Hal itu disampaikan Kepala Dinas Pendidikan Riau diwakili oleh Kepala Bidang Pendidikan Khusus dan Pendidikan Layanan Khusus (PKPLK) Dra Dewi Riyawati Andamari saat membuka kegiatan Kegiatan Bimtek Penanggulangan Resiko Bencana PKPLK Se-Provinsi Riau tahun 2017 di Hotel Pesona Pekanbaru, kegiatan tersebut berlangusng 22 s/d 25 Maret 2017. 

Dewi mengatakan, bencana adalah sebuah hal yang tidak pernah diketahui kapan akan terjadi atau dimana lokasi yang terdampak.
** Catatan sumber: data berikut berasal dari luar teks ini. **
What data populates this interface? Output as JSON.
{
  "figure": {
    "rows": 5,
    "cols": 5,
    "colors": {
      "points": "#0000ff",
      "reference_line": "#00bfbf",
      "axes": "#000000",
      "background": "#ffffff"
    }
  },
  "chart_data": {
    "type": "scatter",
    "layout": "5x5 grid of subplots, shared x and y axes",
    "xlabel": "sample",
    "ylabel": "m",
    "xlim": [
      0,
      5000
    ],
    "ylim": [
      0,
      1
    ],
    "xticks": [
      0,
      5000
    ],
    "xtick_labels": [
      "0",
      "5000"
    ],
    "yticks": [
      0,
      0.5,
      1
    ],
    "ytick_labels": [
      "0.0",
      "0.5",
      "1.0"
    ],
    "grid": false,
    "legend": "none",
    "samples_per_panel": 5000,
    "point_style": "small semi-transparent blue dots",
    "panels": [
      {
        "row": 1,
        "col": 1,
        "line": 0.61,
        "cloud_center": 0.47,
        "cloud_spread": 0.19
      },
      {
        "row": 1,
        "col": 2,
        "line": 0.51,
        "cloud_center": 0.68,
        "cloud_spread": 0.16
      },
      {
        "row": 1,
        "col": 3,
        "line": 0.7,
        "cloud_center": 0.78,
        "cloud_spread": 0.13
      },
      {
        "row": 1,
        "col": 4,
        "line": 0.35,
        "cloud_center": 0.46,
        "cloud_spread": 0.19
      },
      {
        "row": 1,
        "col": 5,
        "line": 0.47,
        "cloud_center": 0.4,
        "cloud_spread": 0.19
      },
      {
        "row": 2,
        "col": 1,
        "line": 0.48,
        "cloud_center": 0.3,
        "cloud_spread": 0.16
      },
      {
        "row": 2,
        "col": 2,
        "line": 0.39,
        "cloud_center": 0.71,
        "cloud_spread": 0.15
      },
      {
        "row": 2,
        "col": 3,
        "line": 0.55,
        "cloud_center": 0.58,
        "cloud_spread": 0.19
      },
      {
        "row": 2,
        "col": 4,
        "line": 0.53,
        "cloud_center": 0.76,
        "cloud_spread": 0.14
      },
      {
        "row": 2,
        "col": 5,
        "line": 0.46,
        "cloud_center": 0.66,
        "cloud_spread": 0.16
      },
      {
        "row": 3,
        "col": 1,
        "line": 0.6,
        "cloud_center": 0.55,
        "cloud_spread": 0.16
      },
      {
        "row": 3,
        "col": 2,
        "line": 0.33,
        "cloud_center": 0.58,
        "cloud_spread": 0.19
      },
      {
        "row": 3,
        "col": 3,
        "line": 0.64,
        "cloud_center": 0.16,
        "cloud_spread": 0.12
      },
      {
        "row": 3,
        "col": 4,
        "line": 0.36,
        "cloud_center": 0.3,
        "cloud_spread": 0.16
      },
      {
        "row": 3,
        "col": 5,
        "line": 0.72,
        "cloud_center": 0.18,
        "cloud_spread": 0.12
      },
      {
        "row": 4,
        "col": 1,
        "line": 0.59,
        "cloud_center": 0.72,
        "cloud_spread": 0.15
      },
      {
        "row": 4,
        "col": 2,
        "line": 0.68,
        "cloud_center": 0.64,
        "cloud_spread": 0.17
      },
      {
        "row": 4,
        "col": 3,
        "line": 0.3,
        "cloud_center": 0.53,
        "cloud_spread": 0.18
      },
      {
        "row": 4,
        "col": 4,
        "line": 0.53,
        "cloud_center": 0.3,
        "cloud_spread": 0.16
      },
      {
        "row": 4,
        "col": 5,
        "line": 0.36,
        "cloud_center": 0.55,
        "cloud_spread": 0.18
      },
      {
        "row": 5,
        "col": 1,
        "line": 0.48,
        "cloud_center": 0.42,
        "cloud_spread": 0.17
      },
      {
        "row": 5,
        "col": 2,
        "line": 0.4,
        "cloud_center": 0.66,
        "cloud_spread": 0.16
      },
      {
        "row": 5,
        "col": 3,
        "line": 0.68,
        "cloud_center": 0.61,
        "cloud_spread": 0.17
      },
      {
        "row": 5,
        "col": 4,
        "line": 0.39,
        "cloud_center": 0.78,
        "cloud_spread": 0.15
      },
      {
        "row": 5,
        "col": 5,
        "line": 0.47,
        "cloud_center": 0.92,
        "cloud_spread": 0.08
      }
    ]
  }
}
Karena itu, bersiap siaga adalah satu hal yang dapat dilakukan oleh siapa pun dan dimanapun berada.
 
"Bencana merupakan suatu hal yang tidak terpisahkan dari kehidupan manusia dan kegiatan bimtek ini memberikan pengetahuan dasar tentang konsep penanggulangan bencana dan meningkatkan pemahaman steakholder serta pentingnya pendidikan penanggulangan resiko bencana," sebutnya.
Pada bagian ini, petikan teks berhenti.